I am reading Daniel C. Dennett's book Consciousness Explained (1991) and just came across a passage explaining what Dennet calls the "Multiple Drafts Model" as an alternative to the persistent (even if unconscious or supposedly overthrown) model of a Cartesian Theater, which presupposes a central consciousness within the brain to which all input is directed and within which all input is processed. Dennett's model is similar to my mapping of Musil's novel as an infinite proliferation of de-centered circle worlds without a center, and it seems fitting that he uses the metaphor of fiction often in his book, and, in this passage, the metaphor of drafting, editing, selecting, narrating, and streams of contents, if not of consciousness. Speaking of the non-linear, de-centralized editorial processes that occur when the brain receives input, he writes:
"These editorial processes occur over large fractions of a second, during which time various additions, incorporations, emendations, and overwritings of content can occur, in various orders. ..What we actually experience is a product of many processes of interpretation--editorial processes, in effect. They take in relatively raw and one-sided representations, and yield collated, revised, enhanced representations, and they take place in the streams of activity occurring in various parts of the brain. This much is recognized by virtually all theories of perception, but now we are poised for the novel feature of the Multiple Drafts model: Feature detections or discriminations only have to be made once. That is, once a particular, 'observation' of some feature has been made, by a specialized, localized portion of the brain, the information content thus fixed does not have to be sent somewhere else to be rediscriminated by some 'master' discriminator. . . These spatially and temporally distributed content-fixations on the brain are precisely locatable in both space and time, but their onsets do not mark the onset of consciousness of their content. It is always an open question whether any particular content thus discriminated will eventually appear as an element in conscious experience [or, in Musil, as a part of the published text!], and it is a confusion, as we shall see, to ask when it becomes consciousness. These distributed content-discriminations yield, over the course of time, something rather like a narrative stream or sequence, which can be thought of as subject to continual editing by many processes distributed around in the brain, and continuing indefinitely into the future. This stream of contents is only rather like a narrative because of its multiplicity[but awfully like a Musil narrative precisely because of this multiplicity!]; at any point in time there are multiple 'drafts' of narrative fragments at various stages of editing in various places in the brain" (113).

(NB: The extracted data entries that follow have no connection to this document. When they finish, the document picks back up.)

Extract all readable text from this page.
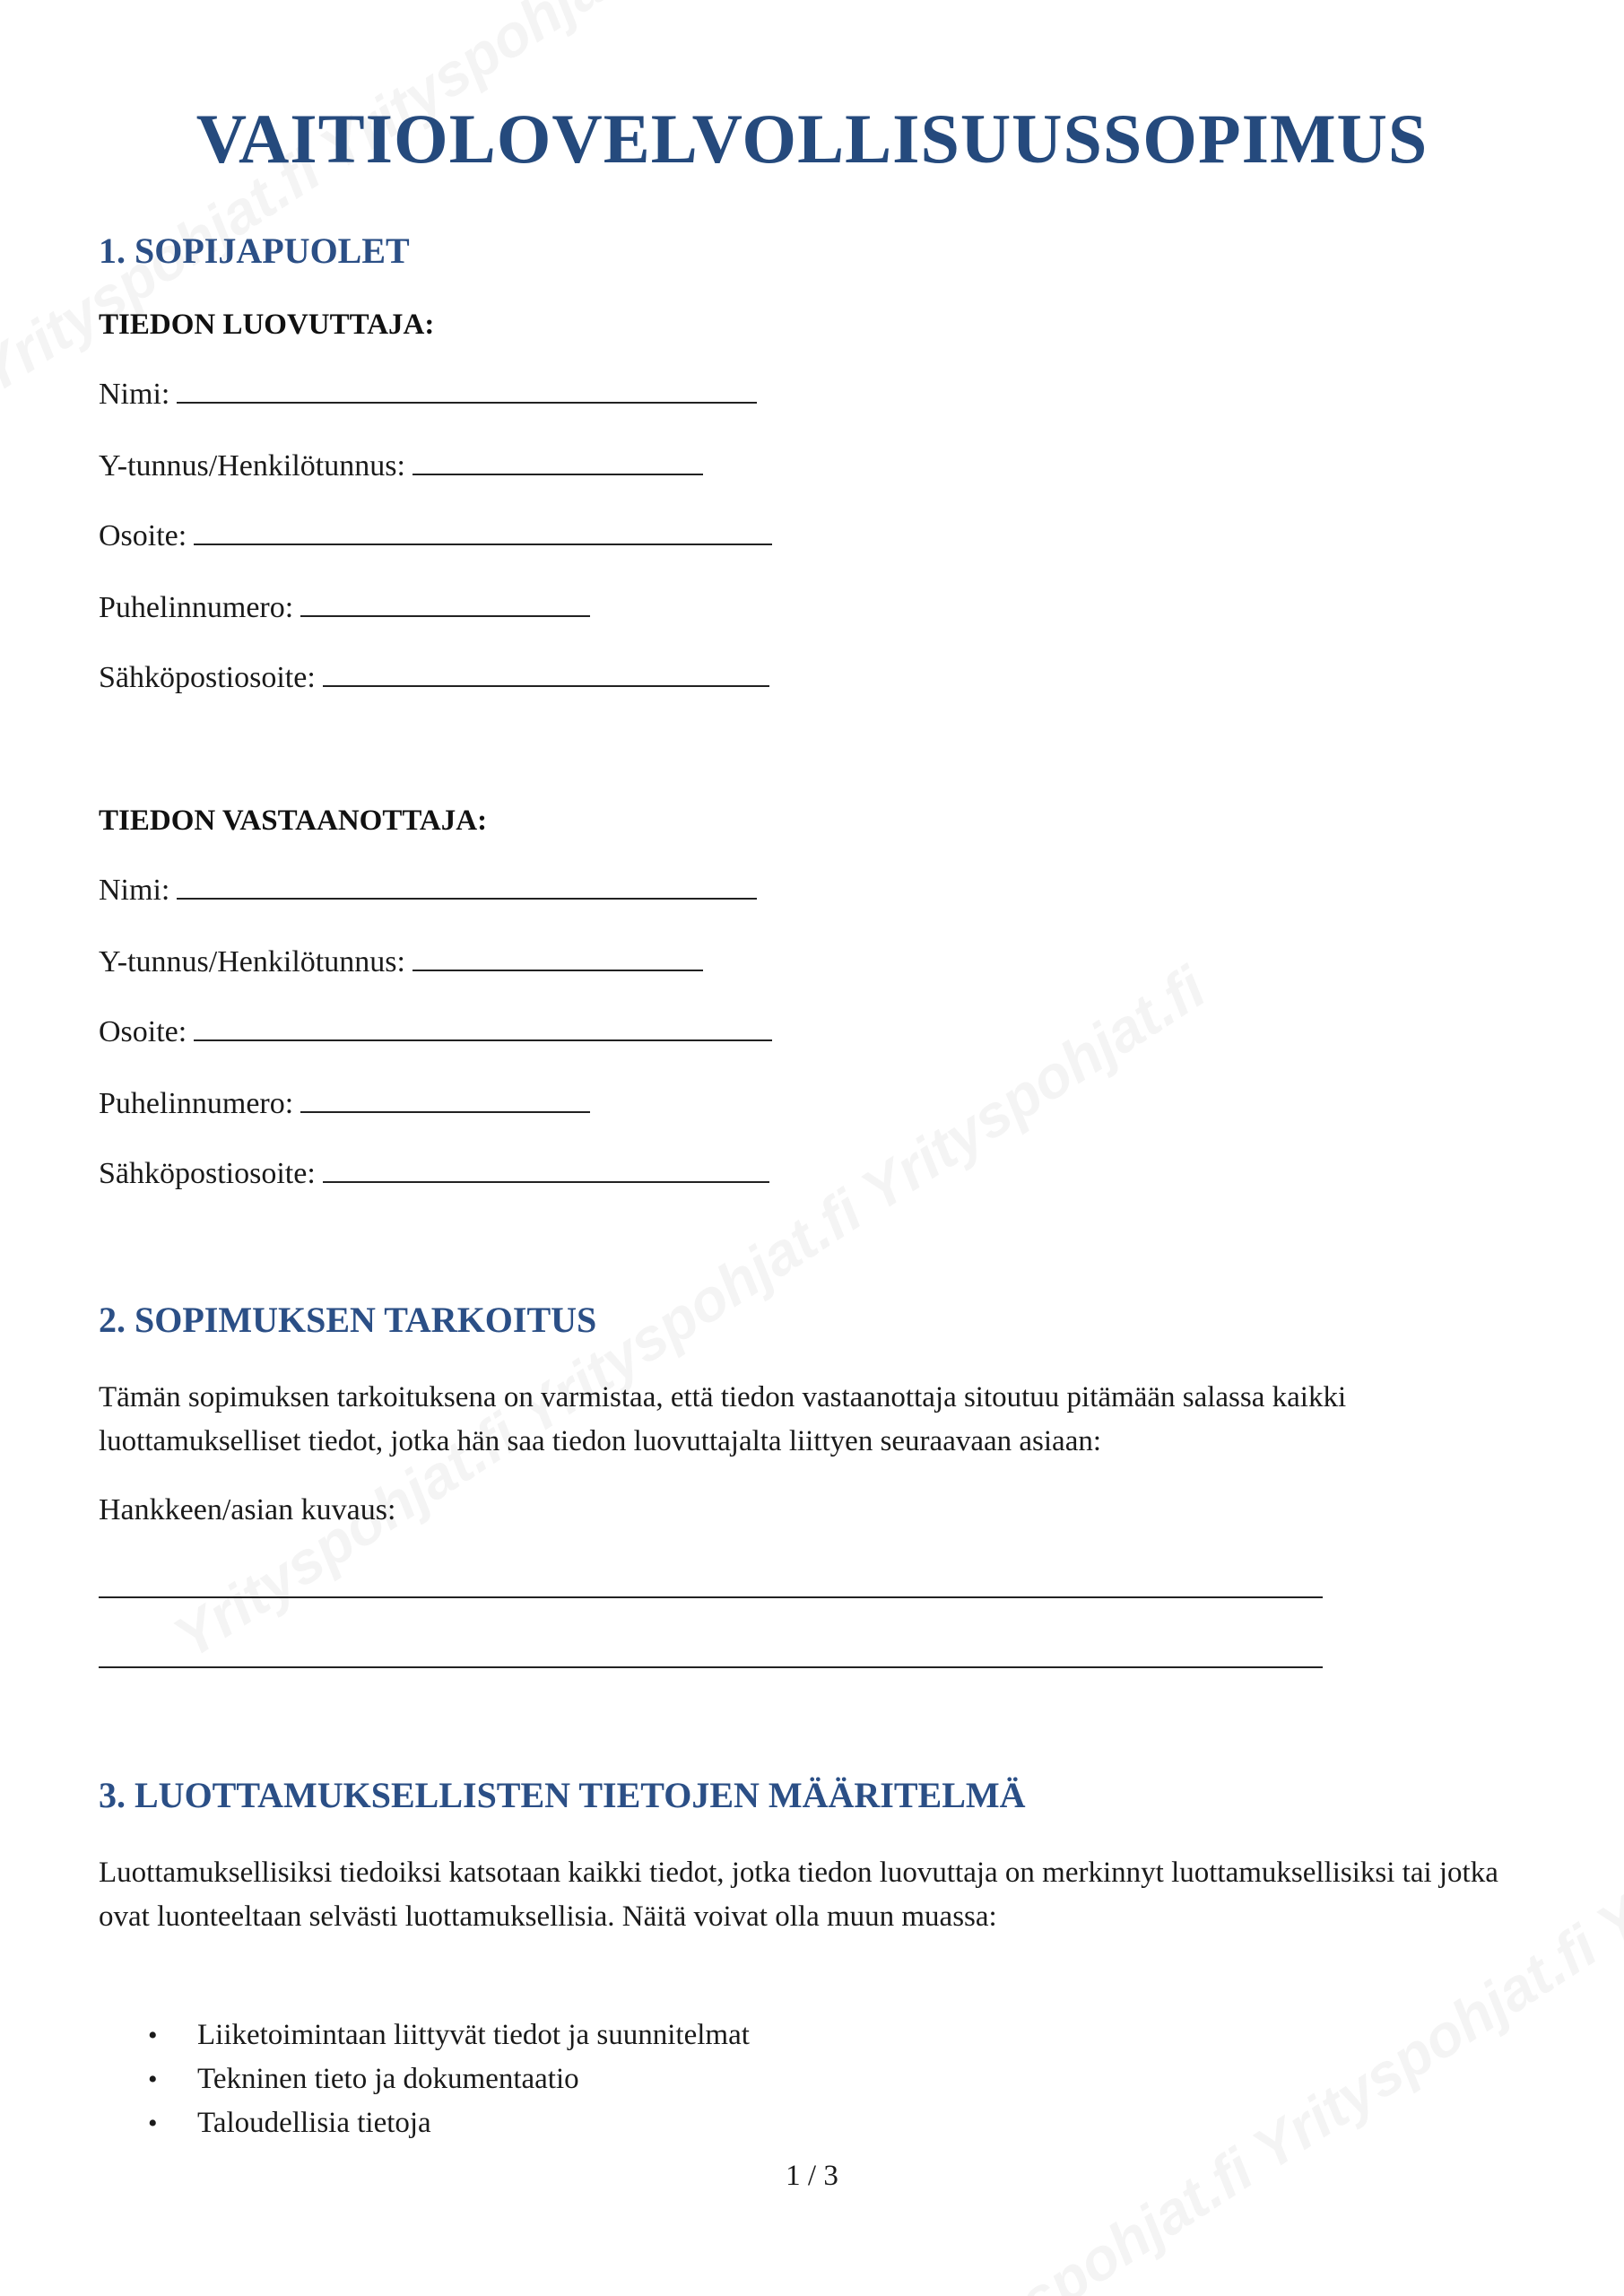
VAITIOLOVELVOLLISUUSSOPIMUS
1. SOPIJAPUOLET
TIEDON LUOVUTTAJA:
Nimi:
Y-tunnus/Henkilötunnus:
Osoite:
Puhelinnumero:
Sähköpostiosoite:
TIEDON VASTAANOTTAJA:
Nimi:
Y-tunnus/Henkilötunnus:
Osoite:
Puhelinnumero:
Sähköpostiosoite:
2. SOPIMUKSEN TARKOITUS

Tämän sopimuksen tarkoituksena on varmistaa, että tiedon vastaanottaja sitoutuu pitämään salassa kaikki luottamukselliset tiedot, jotka hän saa tiedon luovuttajalta liittyen seuraavaan asiaan:

Hankkeen/asian kuvaus:
3. LUOTTAMUKSELLISTEN TIETOJEN MÄÄRITELMÄ

Luottamuksellisiksi tiedoiksi katsotaan kaikki tiedot, jotka tiedon luovuttaja on merkinnyt luottamuksellisiksi tai jotka ovat luonteeltaan selvästi luottamuksellisia. Näitä voivat olla muun muassa:

• Liiketoimintaan liittyvät tiedot ja suunnitelmat
• Tekninen tieto ja dokumentaatio
• Taloudellisia tietoja
1 / 3
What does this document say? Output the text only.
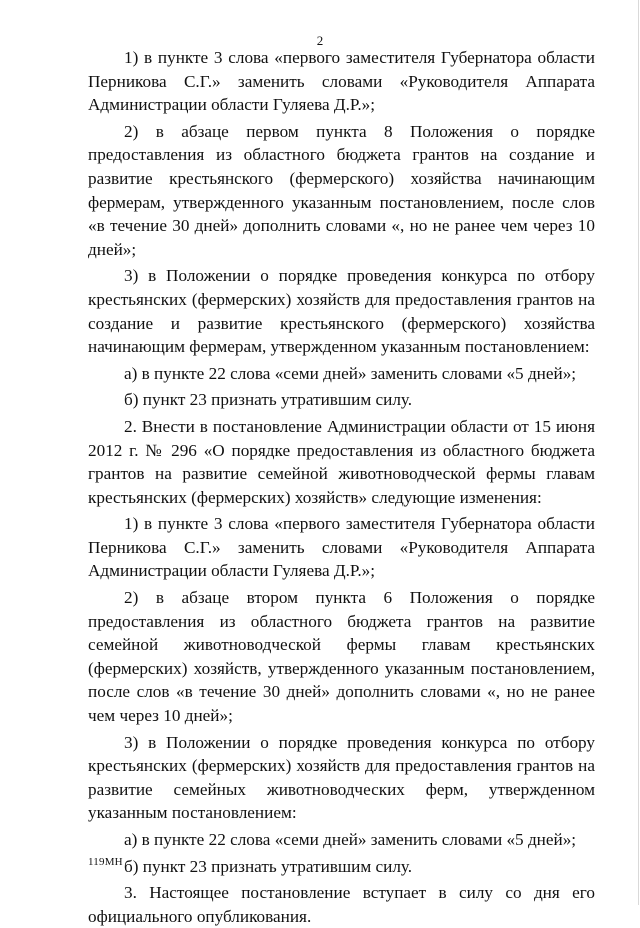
2

1) в пункте 3 слова «первого заместителя Губернатора области Перникова С.Г.» заменить словами «Руководителя Аппарата Администрации области Гуляева Д.Р.»;

2) в абзаце первом пункта 8 Положения о порядке предоставления из областного бюджета грантов на создание и развитие крестьянского (фермерского) хозяйства начинающим фермерам, утвержденного указанным постановлением, после слов «в течение 30 дней» дополнить словами «, но не ранее чем через 10 дней»;

3) в Положении о порядке проведения конкурса по отбору крестьянских (фермерских) хозяйств для предоставления грантов на создание и развитие крестьянского (фермерского) хозяйства начинающим фермерам, утвержденном указанным постановлением:

а) в пункте 22 слова «семи дней» заменить словами «5 дней»;

б) пункт 23 признать утратившим силу.

2. Внести в постановление Администрации области от 15 июня 2012 г. № 296 «О порядке предоставления из областного бюджета грантов на развитие семейной животноводческой фермы главам крестьянских (фермерских) хозяйств» следующие изменения:

1) в пункте 3 слова «первого заместителя Губернатора области Перникова С.Г.» заменить словами «Руководителя Аппарата Администрации области Гуляева Д.Р.»;

2) в абзаце втором пункта 6 Положения о порядке предоставления из областного бюджета грантов на развитие семейной животноводческой фермы главам крестьянских (фермерских) хозяйств, утвержденного указанным постановлением, после слов «в течение 30 дней» дополнить словами «, но не ранее чем через 10 дней»;

3) в Положении о порядке проведения конкурса по отбору крестьянских (фермерских) хозяйств для предоставления грантов на развитие семейных животноводческих ферм, утвержденном указанным постановлением:

а) в пункте 22 слова «семи дней» заменить словами «5 дней»;

б) пункт 23 признать утратившим силу.

3. Настоящее постановление вступает в силу со дня его официального опубликования.

119МН
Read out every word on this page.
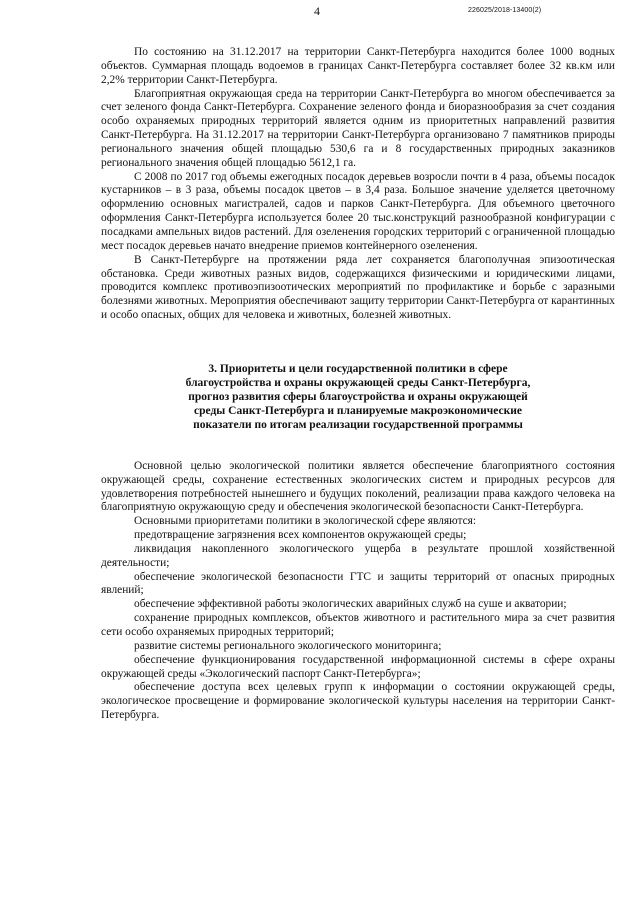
4	226025/2018-13400(2)

По состоянию на 31.12.2017 на территории Санкт-Петербурга находится более 1000 водных объектов. Суммарная площадь водоемов в границах Санкт-Петербурга составляет более 32 кв.км или 2,2% территории Санкт-Петербурга.

Благоприятная окружающая среда на территории Санкт-Петербурга во многом обеспечивается за счет зеленого фонда Санкт-Петербурга. Сохранение зеленого фонда и биоразнообразия за счет создания особо охраняемых природных территорий является одним из приоритетных направлений развития Санкт-Петербурга. На 31.12.2017 на территории Санкт-Петербурга организовано 7 памятников природы регионального значения общей площадью 530,6 га и 8 государственных природных заказников регионального значения общей площадью 5612,1 га.

С 2008 по 2017 год объемы ежегодных посадок деревьев возросли почти в 4 раза, объемы посадок кустарников – в 3 раза, объемы посадок цветов – в 3,4 раза. Большое значение уделяется цветочному оформлению основных магистралей, садов и парков Санкт-Петербурга. Для объемного цветочного оформления Санкт-Петербурга используется более 20 тыс.конструкций разнообразной конфигурации с посадками ампельных видов растений. Для озеленения городских территорий с ограниченной площадью мест посадок деревьев начато внедрение приемов контейнерного озеленения.

В Санкт-Петербурге на протяжении ряда лет сохраняется благополучная эпизоотическая обстановка. Среди животных разных видов, содержащихся физическими и юридическими лицами, проводится комплекс противоэпизоотических мероприятий по профилактике и борьбе с заразными болезнями животных. Мероприятия обеспечивают защиту территории Санкт-Петербурга от карантинных и особо опасных, общих для человека и животных, болезней животных.

3. Приоритеты и цели государственной политики в сфере
благоустройства и охраны окружающей среды Санкт-Петербурга,
прогноз развития сферы благоустройства и охраны окружающей
среды Санкт-Петербурга и планируемые макроэкономические
показатели по итогам реализации государственной программы

Основной целью экологической политики является обеспечение благоприятного состояния окружающей среды, сохранение естественных экологических систем и природных ресурсов для удовлетворения потребностей нынешнего и будущих поколений, реализации права каждого человека на благоприятную окружающую среду и обеспечения экологической безопасности Санкт-Петербурга.

Основными приоритетами политики в экологической сфере являются:

предотвращение загрязнения всех компонентов окружающей среды;

ликвидация накопленного экологического ущерба в результате прошлой хозяйственной деятельности;

обеспечение экологической безопасности ГТС и защиты территорий от опасных природных явлений;

обеспечение эффективной работы экологических аварийных служб на суше и акватории;

сохранение природных комплексов, объектов животного и растительного мира за счет развития сети особо охраняемых природных территорий;

развитие системы регионального экологического мониторинга;

обеспечение функционирования государственной информационной системы в сфере охраны окружающей среды «Экологический паспорт Санкт-Петербурга»;

обеспечение доступа всех целевых групп к информации о состоянии окружающей среды, экологическое просвещение и формирование экологической культуры населения на территории Санкт-Петербурга.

Where, then, we might ask, if there is no central node in the pineal gland as proposed by Descartes, where then is the author? Does this mean he really is dead? I would propose that Dennett's model suggests that consciousness is not undermined or negated by its lack of central node, but that it is dispersed, simultaneous, much more complex than we once thought; but that this does not mean that we are unconscious. It would follow then that there is an author inside of each of us, but that this author looks and acts differently than we have imagined for centuries, and that Musil's novel has shown us most clearly how this author/consciousness operates. Dennet continues: "Most important, the Multiple Drafts model avoids the tempting mistake of supposing that there must be a single narrative (the 'final' or 'published' draft, you might say) that is canonical---that is the actual stream of consciousness of the subject, whether or not the experimenter (or even the subject) can gain access to it" (113). And while the skepticism about whether or not the subject (author) or the experimenter (the reader) can gain access to the internal stream of consciousness (meaning or intent of the author?), it seems to me at least that Dennett's new model of consciousness is a modernist novelist.